| HN Mirror

Y	Hacker News new \| ask \| show \| jobs

by kahnjw 2502 days ago

This is just not true. The python runtime is not the bottleneck. DL frameworks are DSLs written on top of piles of highly optimized C++ code that is executed as independently from the python runtime as possible. Optimizing the python or swapping it out for some other language is not going to buy you anything except a ton of work. We can argue about using rust to implement the lower level ops instead of c++. That might be sensible though not from a perspective of performance.

In a "serving environment" where latency actually matters there are already a plethora of solutions for running models directly from a C++ binary, no python needed.

This is a solved problem and people trying to re-invent the wheel with "optimized" implementations are going to be disappointed when they realize their solution doesn't improve anything.

2 comments

danielscrubs 2502 days ago

Yes. Let’s say you want certain features of a voice sample. You need to do that feature engineering every time before you send it to the model. Doesn’t it make sense to do it in C++ or Rust? This is currently already done. So if you already are starting to do parts of the feature engineering in Rust why not continue?

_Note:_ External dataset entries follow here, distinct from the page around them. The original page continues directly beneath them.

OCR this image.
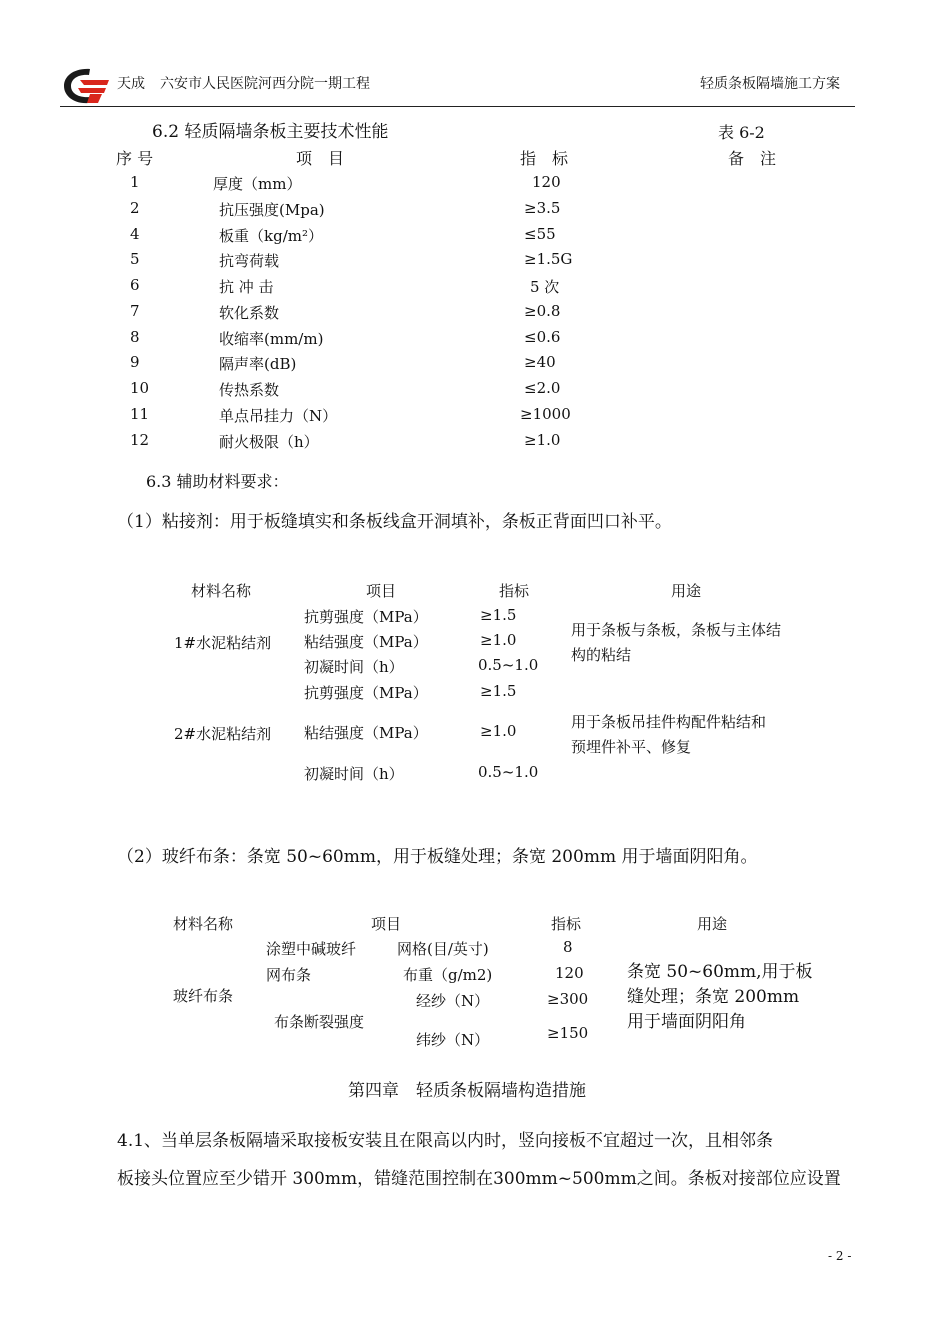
天成 六安市人民医院河西分院一期工程	轻质条板隔墙施工方案
6.2 轻质隔墙条板主要技术性能	表 6-2
序 号	项　目	指　标	备　注
1	厚度（mm）	120
2	抗压强度(Mpa)	≥3.5
4	板重（kg/m²）	≤55
5	抗弯荷载	≥1.5G
6	抗 冲 击	5 次
7	软化系数	≥0.8
8	收缩率(mm/m)	≤0.6
9	隔声率(dB)	≥40
10	传热系数	≤2.0
11	单点吊挂力（N）	≥1000
12	耐火极限（h）	≥1.0
6.3 辅助材料要求：
（1）粘接剂：用于板缝填实和条板线盒开洞填补，条板正背面凹口补平。
材料名称	项目	指标	用途
1#水泥粘结剂
抗剪强度（MPa）	≥1.5
粘结强度（MPa）	≥1.0
初凝时间（h）	0.5~1.0
用于条板与条板，条板与主体结
构的粘结
2#水泥粘结剂
抗剪强度（MPa）	≥1.5
粘结强度（MPa）	≥1.0
初凝时间（h）	0.5~1.0
用于条板吊挂件构配件粘结和
预埋件补平、修复
（2）玻纤布条：条宽 50~60mm，用于板缝处理；条宽 200mm 用于墙面阴阳角。
材料名称	项目	指标	用途
玻纤布条
涂塑中碱玻纤
网布条
布条断裂强度
网格(目/英寸)	8
布重（g/m2)	120
经纱（N）	≥300
纬纱（N）	≥150
条宽 50~60mm,用于板
缝处理；条宽 200mm
用于墙面阴阳角
第四章　轻质条板隔墙构造措施
4.1、当单层条板隔墙采取接板安装且在限高以内时，竖向接板不宜超过一次，且相邻条
板接头位置应至少错开 300mm，错缝范围控制在300mm~500mm之间。条板对接部位应设置
- 2 -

Yeah it’s not reasonable right now because Python has the best ecosystem. But that will not always be the case!

link

kahnjw 2502 days ago

I can’t exactly tell what you mean but I think you’re confusing two levels of abstraction here. C++ (or rust) and python already work in harmony to make training efficient.

1. In tensorflow and similar frameworks the Python runtime is used to compose highly optimized operations to create a trainable graph. 2. C++ is used to implement those highly optimized ops. If you have some novel feature engineering and you need better throughput performance than a pure python op can give you, you’d implement the most general viable c++ (or rust) op and then use that wrapped op in python.

This is how large companies scale machine learning in general, though this applies to all ops not just feature engineering specific ones.

There is no way that Instagram is using a pure python image processing lib to prep images for their porn detection models. That would cost too much money and take way too much time. Instead they almost certainly wrap some c++ in some python and move on to more important things.

link

danielscrubs 2501 days ago

I know. That’s how we do it too. You don’t see any benefits in instead of Python wrappers + C++ just do Rust? Especially in handling large data like voice iff there was a good ecosystem and toolbox in place?

link

kahnjw 2501 days ago

Maybe but then we’re no longer making an argument about performance, which is what I was responding to in your initial claim about “everything counts” and numpy shuffle being slow. That’s a straw man argument that has zero bearing on actual engineering decisions.

EDIT: clarification in first sentence

link

pohl 2502 days ago

The python runtime is not the bottleneck.

This smells like an overgeneralization. Often things that aren’t a bottleneck in the context of the problems you’ve faced might at least be an unacceptable cost in the context of the 16.6 ms budget someone else is working within.

link

kahnjw 2502 days ago

In what circumstance would one measure end to end time budget in training? What would that metric tell you? You don't care about latency, you care about throughput, which can be scaled nearly completely independently of the "wrapper language" for lack of a better term, in this case that's python.

It seems some commenters on this thread have not really thought through the lifecycle of a learned model and the tradeoffs existing frameworks exploit to make things fast _and_ easy to use. In training we care about throughput. Thats great because we can use a high level DSL to construct some graph that trains in a highly concurrent execution mode or on dedicated hardware. Using the high level DSL is what allows us to abstract away these details and still get good training throughput. Tradeoffs still bleed out of the abstraction (think batch size, network size, architecture etc have effect on how efficient certain hardware will be) but that is inevitable when you're moving from CPU to GPU to ASIC.

When you are done training and you want to use the model in a low latency environment you use a c/c++ binary to serve it. Latency matters there, so exploit the fact that you're no longer defining a model (no need for a fancy DSL) and just serve it from a very simple but highly optimized API.

link